To lighten the notation, let $a=\nabla f(x)$ and $B=\nabla^2 f(x)$.
My attempt is: If $y^Ta=0 \Rightarrow y^TBy\geq0$, then $y^T(B+\sigma aa^T)y=y^TBy+\sigma y^Taa^Ty=y^TBy\geq0$ for any $\sigma \in \mathbb{R}$.
Suppose there exists a $\sigma$ such that $B+\sigma aa^T \geq 0$, then we have $y^T(B+\sigma aa^T)y=y^TBy+\sigma \Vert a^Ty \Vert^2\geq0$. If $a^Ty=0$, then $y^TBy+\sigma \Vert a^Ty \Vert^2=y^TBy\geq0$ for any $\sigma \in \mathbb{R}$.
If $a^Ty\neq0$, we can conclude that $\Vert a^Ty \Vert^2>0$. Under this assumption, we have to show there exists no such $\sigma$ where $y^TBy<0$ and $B+\sigma aa^T \geq 0$. Based on the hint, we assume that $B$ is diagonal. Furthermore, the earlier condition suggests that $b_1,...,b_n \leq 0$, and $y^TBy=\sum b_iy_i^2< 0$. On the other hand, we have $$\sum b_iy_i^2+\sigma \Vert a^Ty \Vert^2\geq0$$ $$\sigma \geq \frac{-\sum b_iy_i^2}{\Vert a^Ty \Vert^2}>0$$
This implies that $\sigma> 0$.
As seen above, if the job is to argue the case of "if and only if there exists any $\sigma\in \mathbb{R}$", then I believe I'm done because the last case shows that $\sigma\in \mathbb{R_{++}}$. Nevertheless, I think the authors are trying to say exactly what they wrote. In that case, my proof is not complete and my entire approach might be wrong.
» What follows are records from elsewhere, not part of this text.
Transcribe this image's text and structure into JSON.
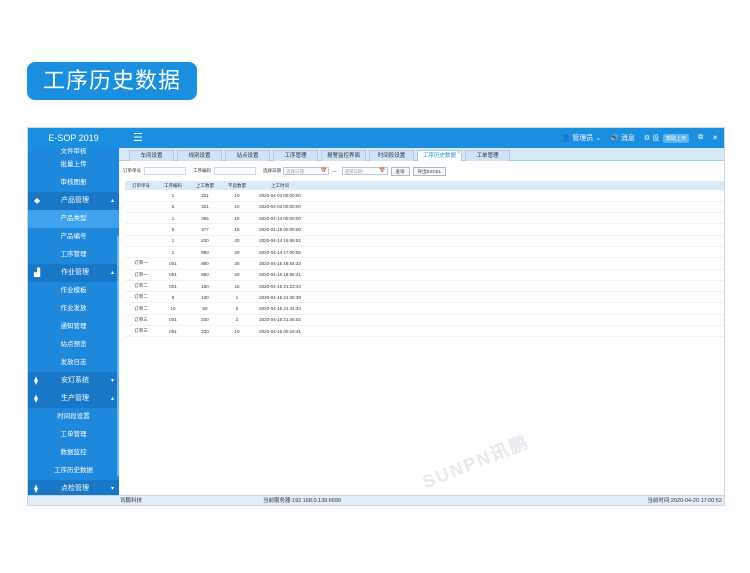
{
  "hero": {
    "title": "工序历史数据"
  },
  "topbar": {
    "brand": "E-SOP 2019",
    "menu_icon": "hamburger-icon",
    "user": "管理员",
    "messages": "消息",
    "settings": "设",
    "help_badge": "帮助上传"
  },
  "sidebar": {
    "items_top": [
      {
        "label": "文件审核"
      },
      {
        "label": "批量上传"
      },
      {
        "label": "审核图册"
      }
    ],
    "group_product": "产品管理",
    "product_items": [
      {
        "label": "产品类型",
        "active": true
      },
      {
        "label": "产品编号"
      },
      {
        "label": "工序管理"
      }
    ],
    "group_work": "作业管理",
    "work_items": [
      {
        "label": "作业模板"
      },
      {
        "label": "作业发放"
      },
      {
        "label": "通知管理"
      },
      {
        "label": "站点预览"
      },
      {
        "label": "发放日志"
      }
    ],
    "group_andon": "安灯系统",
    "group_production": "生产管理",
    "production_items": [
      {
        "label": "时间段设置"
      },
      {
        "label": "工单管理"
      },
      {
        "label": "数据监控"
      },
      {
        "label": "工序历史数据"
      }
    ],
    "group_inspect": "点检管理"
  },
  "tabs": [
    {
      "label": "车间设置"
    },
    {
      "label": "线别设置"
    },
    {
      "label": "站点设置"
    },
    {
      "label": "工序管理"
    },
    {
      "label": "报警监控界面"
    },
    {
      "label": "时间段设置"
    },
    {
      "label": "工序历史数据",
      "active": true
    },
    {
      "label": "工单管理"
    }
  ],
  "filters": {
    "order_label": "订单单号",
    "order_placeholder": "",
    "process_label": "工序编码",
    "process_placeholder": "",
    "date_label": "选择日期",
    "date_start": "选择日期",
    "date_sep": "—",
    "date_end": "选择日期",
    "query_button": "查询",
    "export_button": "导出EXCEL"
  },
  "table": {
    "columns": [
      "订单单号",
      "工序编码",
      "上工数量",
      "不良数量",
      "上工时间"
    ],
    "rows": [
      [
        "",
        "1",
        "321",
        "10",
        "2020-04-03 00:00:00"
      ],
      [
        "",
        "5",
        "321",
        "10",
        "2020-04-03 00:00:00"
      ],
      [
        "",
        "1",
        "355",
        "15",
        "2020-04-14 00:00:00"
      ],
      [
        "",
        "5",
        "377",
        "15",
        "2020-04-18 00:00:00"
      ],
      [
        "",
        "1",
        "230",
        "20",
        "2020-04-14 16:59:52"
      ],
      [
        "",
        "1",
        "880",
        "20",
        "2020-04-14 17:00:05"
      ],
      [
        "订单一",
        "001",
        "880",
        "20",
        "2020-04-15 18:54:33"
      ],
      [
        "订单一",
        "001",
        "880",
        "20",
        "2020-04-15 18:55:41"
      ],
      [
        "订单二",
        "001",
        "150",
        "15",
        "2020-04-15 21:23:34"
      ],
      [
        "订单二",
        "8",
        "100",
        "1",
        "2020-04-15 21:45:39"
      ],
      [
        "订单二",
        "10",
        "50",
        "0",
        "2020-04-15 21:41:34"
      ],
      [
        "订单三",
        "001",
        "230",
        "2",
        "2020-04-15 21:46:02"
      ],
      [
        "订单三",
        "001",
        "230",
        "10",
        "2020-04-16 00:19:41"
      ]
    ]
  },
  "statusbar": {
    "company": "讯鹏科技",
    "server": "当前服务器:192.168.0.139:6699",
    "time": "当前时间:2020-04-20 17:00:52"
  },
  "watermark": "SUNPN讯鹏",
  "colors": {
    "primary": "#1a8fe0",
    "sidebar": "#1e88dc",
    "group": "#1877c6"
  }
}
Thus, I would like to know how can I prove the above?
Some thoughts
- I have a feeling that the statement should be "... if and only if there exists any $\sigma \in \mathbb{R}$ such that ...". If this is true, then I can see why $B$ has at most one negative eigenvalue, which is related to Ex. 3.44(b).
- I have taken a look at the solution but I think there are some mistakes as they derived the Schur Complement of $C_{nn}$ of $C$, where $C=\mathbf{diag}(b)+\sigma aa^T$. Specifically, they showed the Schur Complement of $C_{nn}$ is $$C_{nn}= \mathbf{diag}(\bar b)+\sigma\bar a \bar a^T-\frac{a_n^2}{b_n+\sigma a_n^2}\bar a \bar a^T= \mathbf{diag}(\bar b)+\frac{a_n^2\sigma^2+b_n\sigma-a_n^2}{b_n+\sigma a_n^2}\bar a \bar a^T,$$ where $\bar a=(a_1,...,a_{n-1}),\bar b=(b_1,...,b_{n-1})$. Nevertheless, I found that the Schur Complement of $C_{nn}$ of $C$ should be $$C_{nn}= \mathbf{diag}(\bar b)+\sigma\bar a \bar a^T-\frac{\sigma^2a_n^2}{b_n+\sigma a_n^2}\bar a \bar a^T= \mathbf{diag}(\bar b)+\frac{\sigma b_n}{b_n+\sigma a_n^2}\bar a \bar a^T.$$ If there were no mistakes in my derivation, then this equation leads to the fact that $\sigma = 0$ and I can find a contradiction in the argument.
In short, this question really puzzled me.